Un retour en force ?
La pression des nations africaines musulmanes, accentuée par les guerres israélo-arabes de 1967 et de 1973, a conduit un certain nombre d’États africains à rompre avec l’État hébreu, dont le Tchad. Les deux pays, qui ont rompu leurs relations diplomatques en 1972, étaient en désaccord profond sur la question palestinienne, N’Djaména ayant toujours soutenu la cause via notamment l’Organisation de la coopération islamique dont il est membre. Mais ces dernières années, Israël a reconsidéré ses rapports avec le pays. Au centre de leur nouvelle coopération : la lutte contre le terrorisme, mais aussi le développement économique à travers les secteurs de l’agriculture, et de l’énergie solaire entre autres. Le Tchad, pays riche en ressources minières, dispose d’un vaste territoire de 75 millions de terres arables, dont seulement un peu plus de 5 % sont exploités. Un domaine dans lequel Israël a une compétence technique reconnue. Selon l’Institut israélien des exportations et de la coopération internationale (IEICI), l’Afrique du Sud, l’Angola, le Botswana, l’Égypte, le Kenya, le Nigeria et le Togo figurent au titre des partenaires commerciaux réguliers. Mais pour l’instant, le marché africain représente moins de 3 % des exportations israéliennes.
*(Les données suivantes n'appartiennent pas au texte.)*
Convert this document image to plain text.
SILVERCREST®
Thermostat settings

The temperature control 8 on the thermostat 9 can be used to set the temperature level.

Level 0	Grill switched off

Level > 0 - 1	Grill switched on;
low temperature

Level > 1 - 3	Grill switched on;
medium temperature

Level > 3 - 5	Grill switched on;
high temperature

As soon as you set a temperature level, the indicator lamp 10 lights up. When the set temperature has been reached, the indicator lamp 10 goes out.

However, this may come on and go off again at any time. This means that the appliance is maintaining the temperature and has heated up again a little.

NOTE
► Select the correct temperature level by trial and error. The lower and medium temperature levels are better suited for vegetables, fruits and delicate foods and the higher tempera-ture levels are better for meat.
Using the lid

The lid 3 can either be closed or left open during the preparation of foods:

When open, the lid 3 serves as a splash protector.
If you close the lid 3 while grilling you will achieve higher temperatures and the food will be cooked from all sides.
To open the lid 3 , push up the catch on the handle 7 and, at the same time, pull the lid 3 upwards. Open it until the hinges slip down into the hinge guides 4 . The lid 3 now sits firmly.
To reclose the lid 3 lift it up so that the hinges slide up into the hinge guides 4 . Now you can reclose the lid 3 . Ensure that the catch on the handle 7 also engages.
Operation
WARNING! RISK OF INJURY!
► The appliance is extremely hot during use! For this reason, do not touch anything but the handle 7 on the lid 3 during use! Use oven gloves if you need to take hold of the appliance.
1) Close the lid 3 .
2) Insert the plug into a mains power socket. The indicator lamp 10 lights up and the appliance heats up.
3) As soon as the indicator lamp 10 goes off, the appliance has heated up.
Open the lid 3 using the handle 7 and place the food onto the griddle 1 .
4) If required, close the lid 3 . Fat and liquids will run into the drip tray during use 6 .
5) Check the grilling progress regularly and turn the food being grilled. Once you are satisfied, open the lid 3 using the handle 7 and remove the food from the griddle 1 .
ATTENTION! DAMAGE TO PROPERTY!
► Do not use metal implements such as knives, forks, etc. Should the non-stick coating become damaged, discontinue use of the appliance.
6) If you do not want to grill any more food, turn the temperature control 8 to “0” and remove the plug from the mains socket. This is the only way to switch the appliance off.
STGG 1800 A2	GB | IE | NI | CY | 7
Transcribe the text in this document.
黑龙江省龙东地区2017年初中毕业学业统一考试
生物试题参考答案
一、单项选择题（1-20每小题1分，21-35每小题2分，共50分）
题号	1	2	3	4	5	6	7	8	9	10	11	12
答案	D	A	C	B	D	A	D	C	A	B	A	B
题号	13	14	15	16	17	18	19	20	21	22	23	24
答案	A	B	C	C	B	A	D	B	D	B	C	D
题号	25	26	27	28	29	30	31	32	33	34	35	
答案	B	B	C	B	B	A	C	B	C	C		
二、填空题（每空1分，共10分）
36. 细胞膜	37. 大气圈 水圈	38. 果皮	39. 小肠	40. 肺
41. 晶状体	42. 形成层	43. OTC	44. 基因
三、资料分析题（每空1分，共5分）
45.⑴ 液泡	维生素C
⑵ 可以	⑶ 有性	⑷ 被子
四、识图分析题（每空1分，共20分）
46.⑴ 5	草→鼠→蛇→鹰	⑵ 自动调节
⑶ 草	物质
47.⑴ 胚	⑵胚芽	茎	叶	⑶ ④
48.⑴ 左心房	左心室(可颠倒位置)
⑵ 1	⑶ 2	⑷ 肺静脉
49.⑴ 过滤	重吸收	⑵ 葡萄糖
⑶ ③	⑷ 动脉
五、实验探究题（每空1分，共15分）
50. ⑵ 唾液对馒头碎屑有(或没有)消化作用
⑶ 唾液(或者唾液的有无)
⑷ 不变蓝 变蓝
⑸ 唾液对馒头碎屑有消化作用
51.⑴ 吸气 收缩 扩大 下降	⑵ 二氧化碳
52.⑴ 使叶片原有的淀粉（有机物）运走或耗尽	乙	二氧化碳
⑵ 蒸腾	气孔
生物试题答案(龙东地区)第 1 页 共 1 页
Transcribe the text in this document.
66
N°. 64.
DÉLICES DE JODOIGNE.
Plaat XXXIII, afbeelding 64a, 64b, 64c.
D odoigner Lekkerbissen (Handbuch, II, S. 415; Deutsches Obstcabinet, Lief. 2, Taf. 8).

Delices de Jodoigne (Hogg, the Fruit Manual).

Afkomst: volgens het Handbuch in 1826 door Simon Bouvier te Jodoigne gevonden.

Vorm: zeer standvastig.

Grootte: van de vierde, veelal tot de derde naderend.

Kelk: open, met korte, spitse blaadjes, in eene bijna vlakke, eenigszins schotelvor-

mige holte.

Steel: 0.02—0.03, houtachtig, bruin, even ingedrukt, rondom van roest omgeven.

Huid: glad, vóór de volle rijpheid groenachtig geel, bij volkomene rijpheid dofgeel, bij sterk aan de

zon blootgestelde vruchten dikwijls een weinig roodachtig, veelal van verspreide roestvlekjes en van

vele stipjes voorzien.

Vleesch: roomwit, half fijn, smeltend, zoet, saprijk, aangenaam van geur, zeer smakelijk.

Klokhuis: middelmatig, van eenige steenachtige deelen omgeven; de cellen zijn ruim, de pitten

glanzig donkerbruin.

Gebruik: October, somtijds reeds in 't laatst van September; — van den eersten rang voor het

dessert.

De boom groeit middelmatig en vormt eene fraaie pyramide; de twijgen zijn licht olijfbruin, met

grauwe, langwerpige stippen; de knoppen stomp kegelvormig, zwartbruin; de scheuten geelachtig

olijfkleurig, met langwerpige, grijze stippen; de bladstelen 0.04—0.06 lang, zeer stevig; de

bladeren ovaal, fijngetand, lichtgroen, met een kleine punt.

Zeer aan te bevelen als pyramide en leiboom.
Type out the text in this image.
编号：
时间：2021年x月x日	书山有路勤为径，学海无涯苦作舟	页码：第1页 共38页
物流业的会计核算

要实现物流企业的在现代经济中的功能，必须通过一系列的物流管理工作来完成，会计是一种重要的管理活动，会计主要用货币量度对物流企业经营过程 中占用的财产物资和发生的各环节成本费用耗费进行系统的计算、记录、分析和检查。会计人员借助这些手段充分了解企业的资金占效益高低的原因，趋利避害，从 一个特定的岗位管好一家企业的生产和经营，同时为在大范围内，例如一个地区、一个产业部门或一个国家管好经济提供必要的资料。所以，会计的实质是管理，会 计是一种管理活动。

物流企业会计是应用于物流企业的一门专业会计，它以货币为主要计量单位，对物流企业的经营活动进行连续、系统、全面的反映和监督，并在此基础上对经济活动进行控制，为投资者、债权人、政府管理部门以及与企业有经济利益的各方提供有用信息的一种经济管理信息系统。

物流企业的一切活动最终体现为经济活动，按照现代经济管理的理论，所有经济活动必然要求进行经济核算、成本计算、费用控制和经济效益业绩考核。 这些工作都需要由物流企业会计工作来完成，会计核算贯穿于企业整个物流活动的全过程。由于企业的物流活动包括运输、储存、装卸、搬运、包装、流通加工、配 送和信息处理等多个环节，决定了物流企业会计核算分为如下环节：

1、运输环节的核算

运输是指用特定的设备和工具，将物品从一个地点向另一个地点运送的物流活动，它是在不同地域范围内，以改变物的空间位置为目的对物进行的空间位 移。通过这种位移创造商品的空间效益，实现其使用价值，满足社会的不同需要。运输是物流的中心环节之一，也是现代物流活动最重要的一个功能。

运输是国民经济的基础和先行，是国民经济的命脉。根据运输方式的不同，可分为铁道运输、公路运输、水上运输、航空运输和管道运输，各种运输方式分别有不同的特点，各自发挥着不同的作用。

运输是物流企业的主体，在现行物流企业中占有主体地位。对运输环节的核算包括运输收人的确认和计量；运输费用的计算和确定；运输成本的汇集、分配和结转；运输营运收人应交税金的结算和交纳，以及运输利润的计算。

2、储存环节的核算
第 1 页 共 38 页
Le Mashav se positionne sur le volet développement
Grâce à son agence de coopération internationale pour le développement, Mashav, l’équivalent de l’Usaid américain ou encore l’AFD française, Israël coopère avec de nombreux pays africains pour promouvoir des secteurs variables comme ceux de l’agriculture, la croissance durable, le développement et la gestion des sources d’eau notamment par le biais de formations. L’agence qui existe depuis 60 engagerait depuis 2010, plus de 1 % du budget national d’Israël. Soit bien plus que ce que les pays développés ont engagé. Plus récemment, Tel-Aviv s’est illustré lors de la crise du virus Ebola en Guinée en 2014 , Mashav avait envoyé une clinique mobile entièrement équipée, alors que les relations diplomatiques entre les deux pays étaient inexistantes.